To explain his flip flop, Altman, a Trump-appointed jurist in the Southern District of Florida, cited a legal debate over so-called universal injunctions — sweeping court orders that can halt the enforcement of a government policy — which experts say judges have used with more regularity since the Trump administration.

In his first order on Thursday, Altman had rejected Florida officials’ argument that the preliminary injunction should be limited so that it applied only to plaintiffs with standing in the case because, among other reasons, it would cause “needless” litigation on the matter. He also wrote that “courts routinely grant statewide injunctions” when plaintiffs can likely show that a state law is preempted.
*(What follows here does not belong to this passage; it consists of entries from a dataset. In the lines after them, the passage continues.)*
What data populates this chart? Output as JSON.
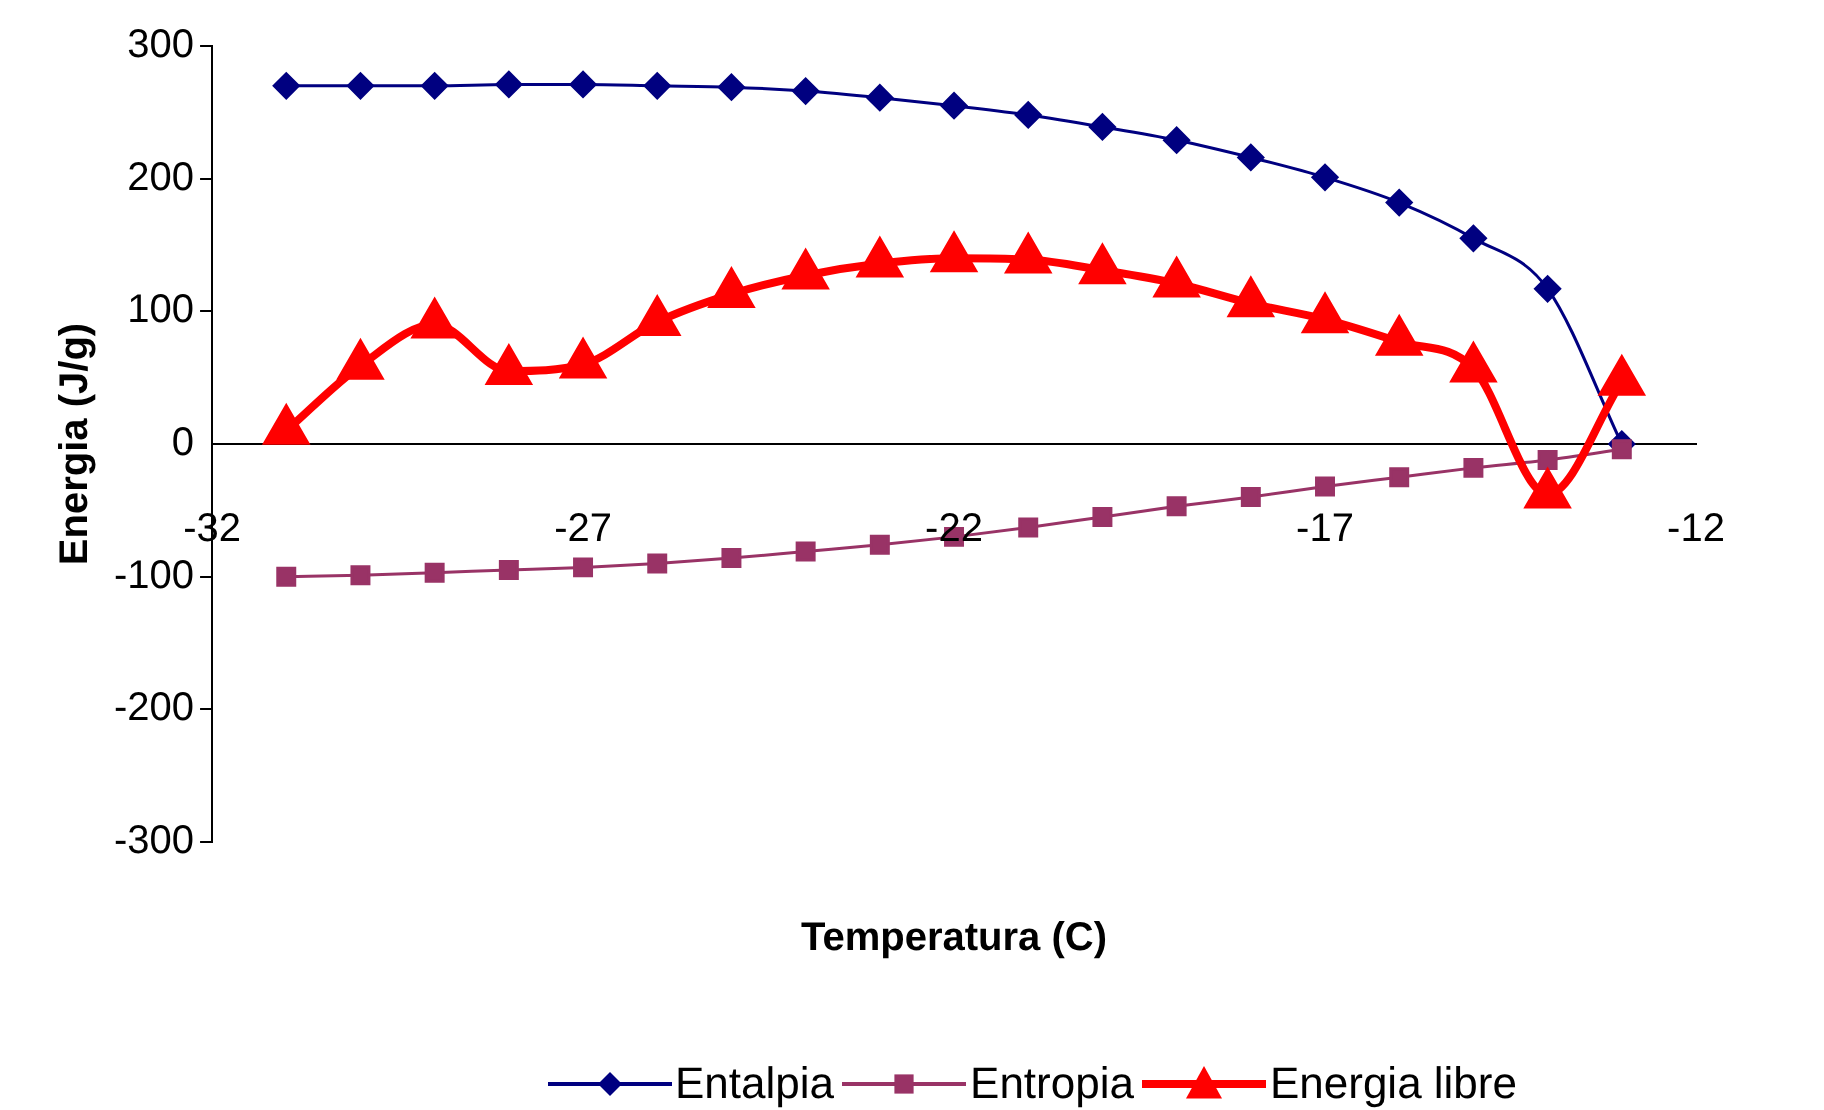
{
  "chart_data": {
    "type": "line",
    "xlabel": "Temperatura (C)",
    "ylabel": "Energia (J/g)",
    "x": [
      -31,
      -30,
      -29,
      -28,
      -27,
      -26,
      -25,
      -24,
      -23,
      -22,
      -21,
      -20,
      -19,
      -18,
      -17,
      -16,
      -15,
      -14,
      -13
    ],
    "xlim": [
      -32,
      -12
    ],
    "xticks": [
      -32,
      -27,
      -22,
      -17,
      -12
    ],
    "ylim": [
      -300,
      300
    ],
    "yticks": [
      -300,
      -200,
      -100,
      0,
      100,
      200,
      300
    ],
    "grid": false,
    "legend": "bottom",
    "series": [
      {
        "name": "Entalpia",
        "color": "#000080",
        "marker": "diamond",
        "values": [
          270,
          270,
          270,
          271,
          271,
          270,
          269,
          266,
          261,
          255,
          248,
          239,
          229,
          216,
          201,
          182,
          155,
          117,
          0
        ]
      },
      {
        "name": "Entropia",
        "color": "#993366",
        "marker": "square",
        "values": [
          -100,
          -99,
          -97,
          -95,
          -93,
          -90,
          -86,
          -81,
          -76,
          -70,
          -63,
          -55,
          -47,
          -40,
          -32,
          -25,
          -18,
          -12,
          -4
        ]
      },
      {
        "name": "Energia libre",
        "color": "#ff0000",
        "marker": "triangle",
        "values": [
          10,
          59,
          90,
          55,
          60,
          92,
          113,
          127,
          136,
          140,
          139,
          131,
          121,
          106,
          94,
          77,
          57,
          -38,
          47
        ]
      }
    ]
  }
}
In the judge’s second order on Thursday, he did not discuss the merits or legality of DeSantis’ law, rather he asked the parties to explain why the order should apply to the plaintiffs alone, South Florida or the entire state.

Altman quoted a court order issued on May 7 in a federal case in Arkansas that concluded the state cannot prevent two high school teachers from discussing critical race theory in the classroom. In that ruling, the federal judge stopped short of more broadly blocking the state from enforcing its ban on the subject matter in public schools.